If you have already trained a good model with triplet loss, you can definitely use it as a feature extractor and then feed the features to a simpler model.
Usually triplet loss is used because the embedding space is discriminatory: two embeddings of the same person should always be closer than two embeddings of distinct people.
Using that knowledge, you can do face recognition for instance by comparing a new image of a face to all the training faces you have, and give it the label of the closest embedding.
To put it another way, you perform a sort of k-NN with k=1
on the embeddings to find the label of a new face.
how to use the triplet loss for classification.Do you have any code to share?
You can just run a kNN algorithm here. For instance, in the embedding space, you could run a 3-NN search. Then, you will get the labels of the 3-NN's results. And just take the majority.
Since estimator.predict can only return the embeddings but not the labels, I have to use the following codes to get the labels of the training data to do 3-nn search. However, I got the following error: GraphDef cannot be larger than 2GB. Is there any better way for classification?
dataset = cifar_dataset.train()
dataset = dataset.map(lambda img, lab: lab)
dataset = dataset.batch(train_length)
labels_tensor = dataset.make_one_shot_iterator().get_next()
train_labels = sess.run(labels_tensor)
One potential issue is that you create a batch on the full CIFAR dataset, which might be too big.
Maybe try smaller batches and concatenate the resulting labels:
dataset = cifar_dataset.train()
dataset = dataset.map(lambda img, lab: lab)
dataset = dataset.batch(128)
labels_tensor = dataset.make_one_shot_iterator().get_next()
train_labels = []
try:
while True:
train_labels.append(sess.run(labels_tensor))
except tf.errors.OutOfRangeError:
pass
train_labels = np.concatenate(train_labels)
@omoindrot We can learn embeddings through triplet loss, but we can not get the label at once. Therefore, I wonder if you can add some FC layers with a softmax layer after triplet loss so that the softmax layer could learn a classification plane and output the score at once.
You could for instance train a good embedding with triplet loss, then freeze this network and add one or more fully connected with a final softmax.
image --> frozen network --> embedding --> FC --> FC --> softmax
However this is in the case where you know in advance the number of classes you have.
Triplet loss is often used in projects where you don't know the number of classes, such as in face recognition.
With a triplet loss trained embedding, you can easily check if two faces are close together or not, and have a threshold to indicate whether they belong to the same person or not.
What threshold should you use to compare two embeddings? Is it the margin hyperparameter you used in training?
I posted this question on stats.stackexchange.com and datascience.stackexchange.com
@justasbieliauskas : yes the margin parameter can be used as a threshold to classify two images as belonging to the same class or not.
@omoindrot @justasbieliauskas I do not agree that you can treat the margin as the threshold, because margin defines the target difference of distances between positive and negative pairs (Dap - Dan) not the distance intself.
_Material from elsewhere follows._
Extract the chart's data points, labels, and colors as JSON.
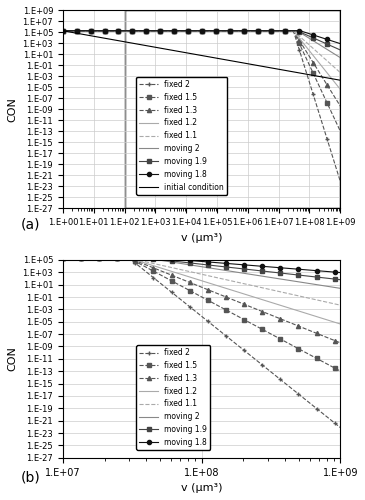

Experimenting with few different NN architectures I found that there are different optimal thresholds for different architectures. This can especially vary if you normalise the output embeddings vector and/or if you use relu at the last (embeddings) layer (which you should not do)
Good point @bartoszpawlowicz
Thank you for you tutorial and implementation of triplet loss. I have one questions about how to use the triplet loss for classification. If we need to do the classification, we could use the "embeddings" and then take the "embeddings" as feature then train model like SVM,GBDT to classify? This way the triplet-loss works like a feature extractor. Do you have any other suggestions for classification? Thanks.